The least successful of these new acrylic canvases are the four portrait works which struggle to combine the minimalist approach with the graphic elements needed to define the figures. Reminiscent of the American portrait painter Alex Katz, they lack the resolution of the much more successful Tree Trunk Series, in which these three strong canvases bring together all the elements from the explorations of the last decade. Tree Trunk #4 offers an elegant composition that defines the subject while it transcends the pictorial. As stated in the introduction to the exhibition “By the simplification of a complex subject matter Service is liberated to be more inventive with colour, shape, and line, reflecting her love of the material quality of the paint itself.”
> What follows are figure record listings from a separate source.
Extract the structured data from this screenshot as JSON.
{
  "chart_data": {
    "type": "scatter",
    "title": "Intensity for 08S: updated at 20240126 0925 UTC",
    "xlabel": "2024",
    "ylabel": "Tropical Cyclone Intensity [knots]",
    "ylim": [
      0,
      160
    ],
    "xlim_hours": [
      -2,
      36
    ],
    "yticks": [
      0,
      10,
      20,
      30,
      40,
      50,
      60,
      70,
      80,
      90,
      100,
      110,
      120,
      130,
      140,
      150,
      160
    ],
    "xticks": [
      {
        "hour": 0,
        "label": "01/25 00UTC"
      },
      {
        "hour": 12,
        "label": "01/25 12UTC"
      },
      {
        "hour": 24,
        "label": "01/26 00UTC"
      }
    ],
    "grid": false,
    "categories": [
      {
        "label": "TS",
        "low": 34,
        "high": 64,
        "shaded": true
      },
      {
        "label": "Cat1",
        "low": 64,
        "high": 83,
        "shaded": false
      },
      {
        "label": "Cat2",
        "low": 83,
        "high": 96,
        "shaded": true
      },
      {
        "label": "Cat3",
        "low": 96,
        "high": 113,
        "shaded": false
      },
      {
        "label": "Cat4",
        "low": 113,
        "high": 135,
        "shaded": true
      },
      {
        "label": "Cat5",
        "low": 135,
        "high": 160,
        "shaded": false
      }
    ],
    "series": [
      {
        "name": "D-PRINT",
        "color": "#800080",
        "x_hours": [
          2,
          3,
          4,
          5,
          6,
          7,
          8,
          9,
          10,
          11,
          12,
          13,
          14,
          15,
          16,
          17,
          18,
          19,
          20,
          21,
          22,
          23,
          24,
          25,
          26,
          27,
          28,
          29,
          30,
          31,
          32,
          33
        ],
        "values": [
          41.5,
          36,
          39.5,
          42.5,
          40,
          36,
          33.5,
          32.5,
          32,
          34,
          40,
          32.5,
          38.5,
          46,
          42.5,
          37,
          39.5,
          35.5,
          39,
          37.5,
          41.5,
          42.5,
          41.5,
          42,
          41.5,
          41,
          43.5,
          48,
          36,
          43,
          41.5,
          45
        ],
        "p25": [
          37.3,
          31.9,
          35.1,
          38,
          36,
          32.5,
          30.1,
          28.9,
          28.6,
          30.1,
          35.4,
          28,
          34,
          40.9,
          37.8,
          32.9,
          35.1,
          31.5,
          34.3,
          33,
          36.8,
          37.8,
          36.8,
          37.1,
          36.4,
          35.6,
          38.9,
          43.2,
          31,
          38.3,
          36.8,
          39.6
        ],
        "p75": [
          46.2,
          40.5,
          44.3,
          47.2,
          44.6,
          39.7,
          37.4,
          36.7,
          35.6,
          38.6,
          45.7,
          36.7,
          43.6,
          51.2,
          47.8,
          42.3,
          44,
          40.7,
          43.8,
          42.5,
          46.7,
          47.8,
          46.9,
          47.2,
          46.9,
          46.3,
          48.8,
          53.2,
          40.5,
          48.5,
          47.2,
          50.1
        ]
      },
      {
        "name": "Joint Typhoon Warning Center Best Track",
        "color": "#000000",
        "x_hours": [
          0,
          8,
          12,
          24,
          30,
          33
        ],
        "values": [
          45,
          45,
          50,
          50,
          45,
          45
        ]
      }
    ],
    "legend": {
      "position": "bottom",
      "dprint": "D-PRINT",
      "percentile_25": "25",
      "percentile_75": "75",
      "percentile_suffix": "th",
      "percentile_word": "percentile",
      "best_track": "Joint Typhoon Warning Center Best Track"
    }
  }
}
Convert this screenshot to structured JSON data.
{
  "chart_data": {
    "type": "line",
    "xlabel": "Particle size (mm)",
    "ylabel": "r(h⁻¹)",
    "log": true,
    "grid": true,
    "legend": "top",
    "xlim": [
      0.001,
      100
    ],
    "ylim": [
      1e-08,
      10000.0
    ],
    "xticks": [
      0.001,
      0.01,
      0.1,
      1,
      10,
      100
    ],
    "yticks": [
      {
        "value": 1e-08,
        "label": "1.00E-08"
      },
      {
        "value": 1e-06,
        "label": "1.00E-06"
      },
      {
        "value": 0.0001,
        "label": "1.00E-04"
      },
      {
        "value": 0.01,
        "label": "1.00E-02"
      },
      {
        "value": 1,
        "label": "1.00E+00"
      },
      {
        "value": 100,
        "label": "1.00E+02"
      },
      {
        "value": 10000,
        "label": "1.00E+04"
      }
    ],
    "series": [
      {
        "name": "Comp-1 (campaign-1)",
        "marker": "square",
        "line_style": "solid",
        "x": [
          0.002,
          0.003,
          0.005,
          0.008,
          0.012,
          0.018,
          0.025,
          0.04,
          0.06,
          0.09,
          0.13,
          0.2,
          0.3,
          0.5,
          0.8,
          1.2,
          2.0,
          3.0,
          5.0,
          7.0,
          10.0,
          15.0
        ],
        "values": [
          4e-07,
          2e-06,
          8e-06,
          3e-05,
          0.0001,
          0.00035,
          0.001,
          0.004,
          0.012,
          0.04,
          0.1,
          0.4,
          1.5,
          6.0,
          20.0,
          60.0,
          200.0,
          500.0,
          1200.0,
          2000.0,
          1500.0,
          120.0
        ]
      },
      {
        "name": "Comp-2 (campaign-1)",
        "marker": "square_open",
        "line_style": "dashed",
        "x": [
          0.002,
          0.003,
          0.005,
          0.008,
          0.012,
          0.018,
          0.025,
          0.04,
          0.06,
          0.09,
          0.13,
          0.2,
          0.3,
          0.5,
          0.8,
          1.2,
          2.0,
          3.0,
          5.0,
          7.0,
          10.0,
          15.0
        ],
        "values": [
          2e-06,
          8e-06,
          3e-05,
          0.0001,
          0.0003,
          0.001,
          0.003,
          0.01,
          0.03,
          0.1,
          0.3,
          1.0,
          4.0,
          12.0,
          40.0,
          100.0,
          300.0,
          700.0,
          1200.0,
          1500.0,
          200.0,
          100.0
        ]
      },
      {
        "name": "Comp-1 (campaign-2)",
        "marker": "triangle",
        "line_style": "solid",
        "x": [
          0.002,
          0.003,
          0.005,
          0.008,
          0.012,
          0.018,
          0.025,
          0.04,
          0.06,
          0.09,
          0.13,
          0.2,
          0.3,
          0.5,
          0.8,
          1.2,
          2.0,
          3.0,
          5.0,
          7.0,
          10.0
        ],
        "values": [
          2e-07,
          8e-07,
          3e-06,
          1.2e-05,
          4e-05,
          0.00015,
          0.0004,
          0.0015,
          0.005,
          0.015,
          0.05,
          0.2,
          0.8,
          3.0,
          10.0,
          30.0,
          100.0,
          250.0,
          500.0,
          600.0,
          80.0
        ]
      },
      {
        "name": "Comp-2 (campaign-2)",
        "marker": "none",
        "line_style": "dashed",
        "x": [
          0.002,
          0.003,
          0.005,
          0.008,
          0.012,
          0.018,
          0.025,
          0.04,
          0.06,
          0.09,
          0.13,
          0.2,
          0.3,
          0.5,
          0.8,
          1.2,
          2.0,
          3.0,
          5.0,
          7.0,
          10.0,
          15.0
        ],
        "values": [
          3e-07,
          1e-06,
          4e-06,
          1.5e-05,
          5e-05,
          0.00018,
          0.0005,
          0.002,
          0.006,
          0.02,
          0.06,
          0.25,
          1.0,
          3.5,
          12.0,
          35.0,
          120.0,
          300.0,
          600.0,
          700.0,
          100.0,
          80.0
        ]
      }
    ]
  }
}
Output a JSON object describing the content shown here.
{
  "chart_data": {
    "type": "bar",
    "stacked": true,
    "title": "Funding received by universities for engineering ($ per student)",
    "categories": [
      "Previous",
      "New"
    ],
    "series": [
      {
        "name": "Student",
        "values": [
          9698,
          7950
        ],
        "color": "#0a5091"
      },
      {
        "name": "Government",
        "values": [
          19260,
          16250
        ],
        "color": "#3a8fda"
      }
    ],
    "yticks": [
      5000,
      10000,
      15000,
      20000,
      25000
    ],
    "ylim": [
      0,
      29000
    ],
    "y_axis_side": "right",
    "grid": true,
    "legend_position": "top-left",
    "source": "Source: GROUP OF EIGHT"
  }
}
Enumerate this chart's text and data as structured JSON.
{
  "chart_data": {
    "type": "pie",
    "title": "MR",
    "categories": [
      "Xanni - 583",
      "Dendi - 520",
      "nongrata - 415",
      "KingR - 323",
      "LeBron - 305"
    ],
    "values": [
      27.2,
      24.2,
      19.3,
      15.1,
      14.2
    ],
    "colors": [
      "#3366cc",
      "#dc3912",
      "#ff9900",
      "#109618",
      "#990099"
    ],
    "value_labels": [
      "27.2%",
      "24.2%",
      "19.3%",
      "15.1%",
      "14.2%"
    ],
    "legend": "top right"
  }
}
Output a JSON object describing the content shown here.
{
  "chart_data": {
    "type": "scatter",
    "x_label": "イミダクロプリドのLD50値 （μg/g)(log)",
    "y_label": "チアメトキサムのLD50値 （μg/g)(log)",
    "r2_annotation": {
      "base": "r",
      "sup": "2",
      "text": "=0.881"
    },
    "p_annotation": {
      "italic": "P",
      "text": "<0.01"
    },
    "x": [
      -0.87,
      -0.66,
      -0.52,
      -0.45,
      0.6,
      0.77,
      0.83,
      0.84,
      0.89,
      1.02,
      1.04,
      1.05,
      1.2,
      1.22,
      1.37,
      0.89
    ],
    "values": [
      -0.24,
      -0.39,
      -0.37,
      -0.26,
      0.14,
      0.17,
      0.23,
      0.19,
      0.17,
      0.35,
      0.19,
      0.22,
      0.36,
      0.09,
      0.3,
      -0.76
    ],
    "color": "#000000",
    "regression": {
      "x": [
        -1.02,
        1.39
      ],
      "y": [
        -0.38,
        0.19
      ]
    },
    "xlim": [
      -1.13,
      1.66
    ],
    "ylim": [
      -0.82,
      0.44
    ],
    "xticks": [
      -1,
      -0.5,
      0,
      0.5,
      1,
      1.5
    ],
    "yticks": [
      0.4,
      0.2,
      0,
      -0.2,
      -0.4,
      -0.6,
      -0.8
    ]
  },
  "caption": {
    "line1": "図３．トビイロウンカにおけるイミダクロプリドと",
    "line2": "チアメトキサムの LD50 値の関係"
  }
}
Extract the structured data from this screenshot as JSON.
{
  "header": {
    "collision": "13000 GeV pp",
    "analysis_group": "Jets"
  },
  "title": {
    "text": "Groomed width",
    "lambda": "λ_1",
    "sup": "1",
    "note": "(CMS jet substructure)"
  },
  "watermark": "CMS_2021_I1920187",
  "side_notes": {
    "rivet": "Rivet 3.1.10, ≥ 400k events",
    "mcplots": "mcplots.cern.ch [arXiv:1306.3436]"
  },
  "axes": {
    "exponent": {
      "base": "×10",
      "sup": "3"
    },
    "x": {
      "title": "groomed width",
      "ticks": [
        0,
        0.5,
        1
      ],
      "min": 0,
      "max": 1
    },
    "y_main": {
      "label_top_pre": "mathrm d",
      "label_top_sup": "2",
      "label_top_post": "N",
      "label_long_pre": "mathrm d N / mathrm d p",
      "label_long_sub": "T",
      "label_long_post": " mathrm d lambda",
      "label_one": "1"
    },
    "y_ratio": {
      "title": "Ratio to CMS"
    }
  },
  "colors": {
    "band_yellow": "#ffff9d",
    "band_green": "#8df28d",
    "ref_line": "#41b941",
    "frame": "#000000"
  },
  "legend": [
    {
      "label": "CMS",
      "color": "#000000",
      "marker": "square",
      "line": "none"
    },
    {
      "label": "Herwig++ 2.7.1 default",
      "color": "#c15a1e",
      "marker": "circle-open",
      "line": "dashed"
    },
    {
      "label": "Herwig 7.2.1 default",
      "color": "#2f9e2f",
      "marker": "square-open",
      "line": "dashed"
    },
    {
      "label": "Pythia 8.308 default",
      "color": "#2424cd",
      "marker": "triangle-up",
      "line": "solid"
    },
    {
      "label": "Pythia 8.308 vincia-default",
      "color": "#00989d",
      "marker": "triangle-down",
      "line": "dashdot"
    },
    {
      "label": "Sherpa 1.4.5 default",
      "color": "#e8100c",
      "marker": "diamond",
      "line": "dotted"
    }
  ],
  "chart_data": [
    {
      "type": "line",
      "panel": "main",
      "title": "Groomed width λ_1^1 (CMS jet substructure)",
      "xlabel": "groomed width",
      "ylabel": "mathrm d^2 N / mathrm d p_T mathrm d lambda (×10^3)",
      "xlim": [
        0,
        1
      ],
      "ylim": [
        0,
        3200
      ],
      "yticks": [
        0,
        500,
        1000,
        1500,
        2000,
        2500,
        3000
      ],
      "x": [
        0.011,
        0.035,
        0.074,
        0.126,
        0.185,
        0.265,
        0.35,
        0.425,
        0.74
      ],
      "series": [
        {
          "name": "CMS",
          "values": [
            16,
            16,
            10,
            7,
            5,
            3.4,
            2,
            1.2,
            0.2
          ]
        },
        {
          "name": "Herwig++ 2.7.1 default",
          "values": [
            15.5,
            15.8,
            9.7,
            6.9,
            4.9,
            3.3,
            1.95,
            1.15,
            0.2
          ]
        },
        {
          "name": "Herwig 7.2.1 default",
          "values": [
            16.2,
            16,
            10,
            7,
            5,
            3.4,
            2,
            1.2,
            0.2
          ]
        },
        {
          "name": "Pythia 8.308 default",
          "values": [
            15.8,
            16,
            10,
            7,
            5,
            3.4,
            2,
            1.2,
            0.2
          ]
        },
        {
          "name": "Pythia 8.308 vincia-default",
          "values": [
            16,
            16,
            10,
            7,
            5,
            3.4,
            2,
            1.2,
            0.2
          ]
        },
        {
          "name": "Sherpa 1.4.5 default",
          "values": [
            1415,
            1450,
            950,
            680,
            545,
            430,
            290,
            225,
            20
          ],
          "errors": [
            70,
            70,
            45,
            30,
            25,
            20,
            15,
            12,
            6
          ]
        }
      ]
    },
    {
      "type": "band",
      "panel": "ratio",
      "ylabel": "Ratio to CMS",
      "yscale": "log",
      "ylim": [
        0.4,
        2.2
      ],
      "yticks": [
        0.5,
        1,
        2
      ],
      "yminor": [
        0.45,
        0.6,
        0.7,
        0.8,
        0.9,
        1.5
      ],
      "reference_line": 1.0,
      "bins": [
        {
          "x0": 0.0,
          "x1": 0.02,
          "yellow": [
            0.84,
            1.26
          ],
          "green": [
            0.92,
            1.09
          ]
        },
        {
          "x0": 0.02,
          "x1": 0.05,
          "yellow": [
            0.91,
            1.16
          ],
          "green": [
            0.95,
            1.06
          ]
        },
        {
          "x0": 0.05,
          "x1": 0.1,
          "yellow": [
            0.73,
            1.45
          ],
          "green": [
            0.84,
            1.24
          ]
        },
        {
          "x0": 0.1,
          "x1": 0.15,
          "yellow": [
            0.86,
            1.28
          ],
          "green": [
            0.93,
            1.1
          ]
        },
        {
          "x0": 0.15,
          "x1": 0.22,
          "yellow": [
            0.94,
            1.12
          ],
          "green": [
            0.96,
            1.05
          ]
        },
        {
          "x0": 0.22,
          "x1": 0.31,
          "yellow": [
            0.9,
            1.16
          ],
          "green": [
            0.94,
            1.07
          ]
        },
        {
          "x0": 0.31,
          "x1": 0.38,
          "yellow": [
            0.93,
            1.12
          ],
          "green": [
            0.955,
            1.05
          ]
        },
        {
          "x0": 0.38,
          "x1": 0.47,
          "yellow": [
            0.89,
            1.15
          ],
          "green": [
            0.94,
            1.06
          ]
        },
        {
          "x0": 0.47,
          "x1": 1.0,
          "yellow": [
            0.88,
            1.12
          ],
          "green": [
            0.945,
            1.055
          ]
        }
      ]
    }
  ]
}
In stark contrast to the quiet contemplative canvases of Service, are the energetic oils of Arlene Wasylynchuk. In the artist’s statement from her previous exhibition she states “My paintings disconnect the environment, reassembling it in multiple layers and perspectives that compel the viewer to search for subject, meaning and intent. Mark making, colour, composition become narratives of the complexity of our relationship to our environment.”
Her new work is a logical progression which has moved steadily toward an expressionist interpretation of the landscape from the earlier representational approach. Unlike Service’s simplification, Wasylynchuk has compounded the information with layer upon layer of brush strokes dancing across the canvas. As seen in “Forest Passages #1: Rebirth 1,” she demonstrated her strength in the studied application of vibrant colour that sometimes defines and often defies the pictorial space. At times this process loses its focus and can become muddled or muddy but the visual rhythms of the works and the freshness of the colour bring the viewer back to the overall strength of the composition.
Reflecting the diversity of the Western Canadian landscape from the vast prairie to the Boreal Forest, these two artists are a study in contrasts. An artist must continue to explore or risk stagnation. The change can be dramatic or subtle but just when you think you can define an artist’s direction, they are likely to veer off in a new direction that will take both the artist and the viewer by surprise.